Contra Jill Lawrence of the National Journal, it's not so much that Democrats don't grasp the theoretical need for this kind of strategy:
The political case for "Obamacare" is going to have to be made by advocacy groups, party committees and politicians themselves. And it will have to be made non-stop via every viral and high-profile means available, at an intensity level that matches the few short hours devoted to the health law at the Democratic convention last summer. “They haven’t grappled with fact that this is going to be a continual fight. You cannot rest,” says Andrea Camp, a strategist who has advised groups that support the act. “You keep talking about it. It has to be top of mind, and that’s how you drive up the favorables on this.”
...it's that quite a number of Democrats are glumly aware that it's not going to work. Here are the central problems with Lawrence's strategy (and you'll notice that I'm deliberately aping her bullet points):
- The Democrats are not proud of what they did with Obamacare. They are proud that they survived the backlash: passing Obamacare resulted in a bout of electoral fury that flipped the House and paralyzed Senate Majority Leader Harry Reid's agenda*. The Democrats who are left are largely in districts where crowing about what they did to their constituents will do absolutely no good whatsoever; at best it'll keep solidly-Democratic districts from becoming ever-so-slightly more competitive.
- Let's put up a scale. On one side you put free mammograms, no restrictions on coverage because of pre-existing conditions, and kids being on their parents' health insurance until they're 26; on the other we'll put across-the-board rises in premiums, people losing their existing coverage en masse because employers can't afford the new requirements, people losing their jobs because employers can't afford the new requirements, and of course the individual mandate. Which side of the scale do you think is going to be heavier, in terms of both number of people affected and how they're going to be affected? Spoiler warning: it's not the first one. Additional spoiler warning: the Democratic party leadership quietly agrees with me.
- Actually, the GOP does have a plan about Obamacare and its replacement. We're going to rip this Democratic party-spawned monstrosity out by the roots, burn it, urinate on the ashes, and then try a series of market-based reforms that will increase competition (health savings accounts, inter-state insurance markets) and foster innovation (meaningful tort reform). Just because the Democrats keep lying by saying that there's no alternative to their political equivalent to a midlife crisis** doesn't mean that there actually isn't one.

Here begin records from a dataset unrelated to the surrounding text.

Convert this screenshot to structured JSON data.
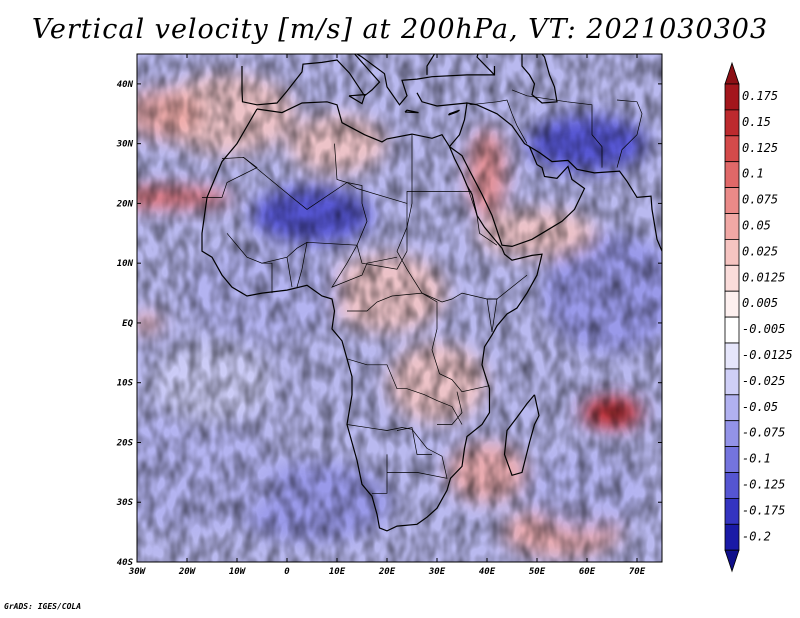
{
  "chart_data": {
    "type": "heatmap",
    "title": "Vertical velocity [m/s] at 200hPa, VT: 2021030303",
    "variable": "Vertical velocity",
    "units": "m/s",
    "level": "200hPa",
    "valid_time": "2021030303",
    "x_axis": {
      "range": [
        -30,
        75
      ],
      "ticks": [
        {
          "value": -30,
          "label": "30W"
        },
        {
          "value": -20,
          "label": "20W"
        },
        {
          "value": -10,
          "label": "10W"
        },
        {
          "value": 0,
          "label": "0"
        },
        {
          "value": 10,
          "label": "10E"
        },
        {
          "value": 20,
          "label": "20E"
        },
        {
          "value": 30,
          "label": "30E"
        },
        {
          "value": 40,
          "label": "40E"
        },
        {
          "value": 50,
          "label": "50E"
        },
        {
          "value": 60,
          "label": "60E"
        },
        {
          "value": 70,
          "label": "70E"
        }
      ]
    },
    "y_axis": {
      "range": [
        -40,
        45
      ],
      "ticks": [
        {
          "value": 40,
          "label": "40N"
        },
        {
          "value": 30,
          "label": "30N"
        },
        {
          "value": 20,
          "label": "20N"
        },
        {
          "value": 10,
          "label": "10N"
        },
        {
          "value": 0,
          "label": "EQ"
        },
        {
          "value": -10,
          "label": "10S"
        },
        {
          "value": -20,
          "label": "20S"
        },
        {
          "value": -30,
          "label": "30S"
        },
        {
          "value": -40,
          "label": "40S"
        }
      ]
    },
    "colorbar": {
      "levels": [
        {
          "label": "0.175",
          "color": "#a3161c"
        },
        {
          "label": "0.15",
          "color": "#bd2a2e"
        },
        {
          "label": "0.125",
          "color": "#d44a4a"
        },
        {
          "label": "0.1",
          "color": "#e06868"
        },
        {
          "label": "0.075",
          "color": "#ea8a88"
        },
        {
          "label": "0.05",
          "color": "#f1a8a5"
        },
        {
          "label": "0.025",
          "color": "#f6c4c1"
        },
        {
          "label": "0.0125",
          "color": "#fadcda"
        },
        {
          "label": "0.005",
          "color": "#fdf0ef"
        },
        {
          "label": "-0.005",
          "color": "#ffffff"
        },
        {
          "label": "-0.0125",
          "color": "#e6e6fb"
        },
        {
          "label": "-0.025",
          "color": "#cfcff7"
        },
        {
          "label": "-0.05",
          "color": "#b1b1f0"
        },
        {
          "label": "-0.075",
          "color": "#9393e8"
        },
        {
          "label": "-0.1",
          "color": "#7474de"
        },
        {
          "label": "-0.125",
          "color": "#5555d2"
        },
        {
          "label": "-0.175",
          "color": "#3434c0"
        },
        {
          "label": "-0.2",
          "color": "#1a1aa6"
        }
      ],
      "extend_top_color": "#8c1015",
      "extend_bottom_color": "#0f0f8a"
    },
    "features": [
      {
        "name": "strong positive cell SE of Madagascar",
        "lon": 65,
        "lat": -15,
        "value": 0.15
      },
      {
        "name": "positive band off NW Africa",
        "lon": -25,
        "lat": 21,
        "value": 0.1
      },
      {
        "name": "negative zone over Sahara",
        "lon": 5,
        "lat": 18,
        "value": -0.125
      },
      {
        "name": "negative belt over Iran",
        "lon": 60,
        "lat": 30,
        "value": -0.15
      }
    ]
  },
  "footer": {
    "credit": "GrADS: IGES/COLA"
  }
}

- I can't wait to see how a 2014 focus group full of voters who have kept watching their insurance premiums go up and their existing coverage go bye-bye will react to the message Trust us, you'll love Obamacare once we fix it. I cannot wait.

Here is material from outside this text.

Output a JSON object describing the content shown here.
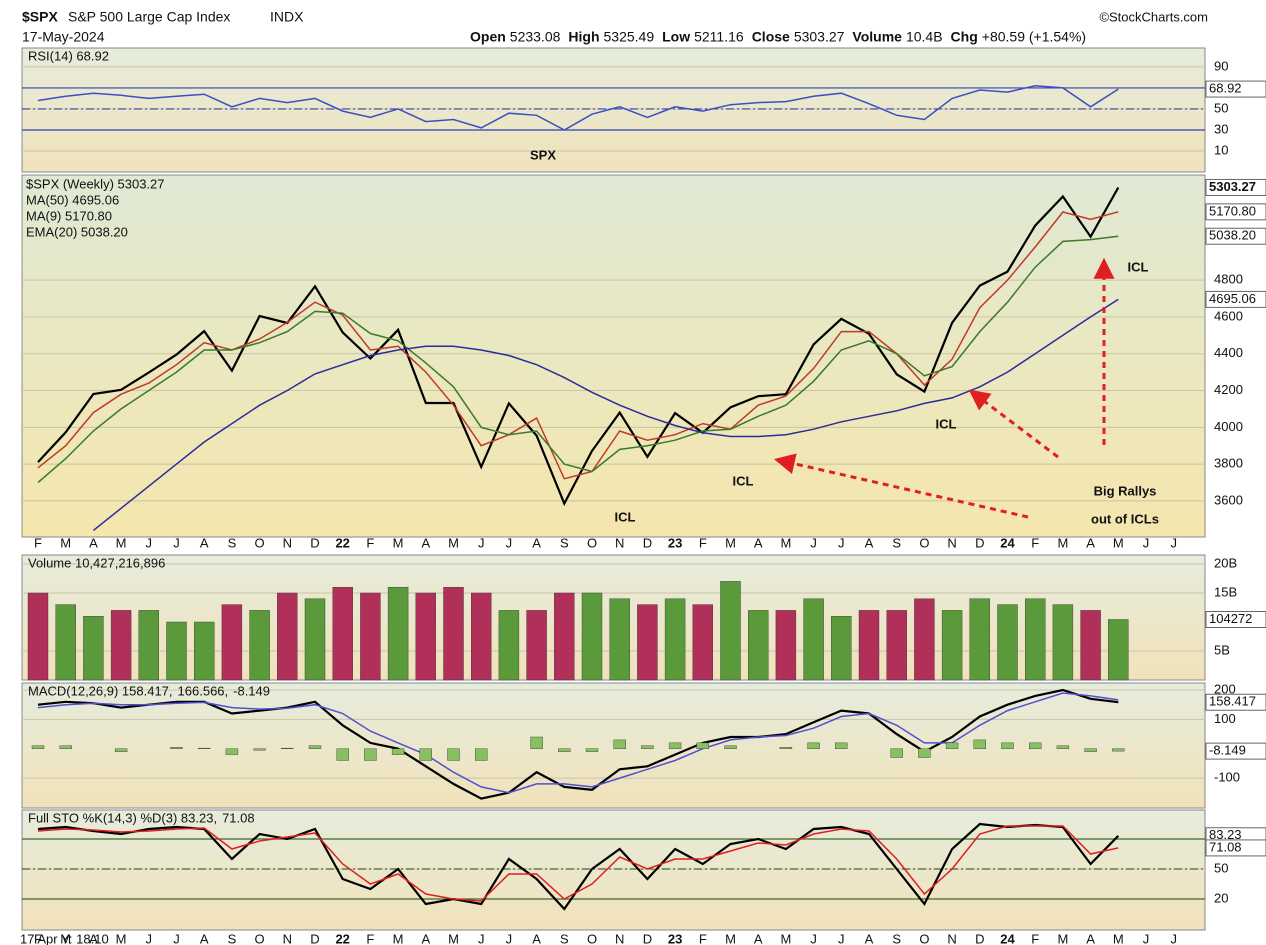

And that's pretty much where things stand. The problem with Obamacare is not that it is being badly presented; the problem is that there is a limit to how well you can present a law that is this bad. It's like trying to put a positive spin on having your leg bitten off by a shark: sure, yes, in the long run you're going to see a 50% saving on socks, but that's not exactly comforting news while you're watching the water around you go pink...
— BigGator5 (@BigGator5) March 24, 2013
Moe Lane (crosspost)
*Not that he needs much excuse to be paralyzed these days (assuming that those rumors are true).
**Honestly, it would have been much cheaper simply to buy every male Democrat in Congress a sports car, a white scarf, and a hat. I don't know what the equivalent would be for women Members of Congress, sorry: and I don't want to be unintentionally rude, here.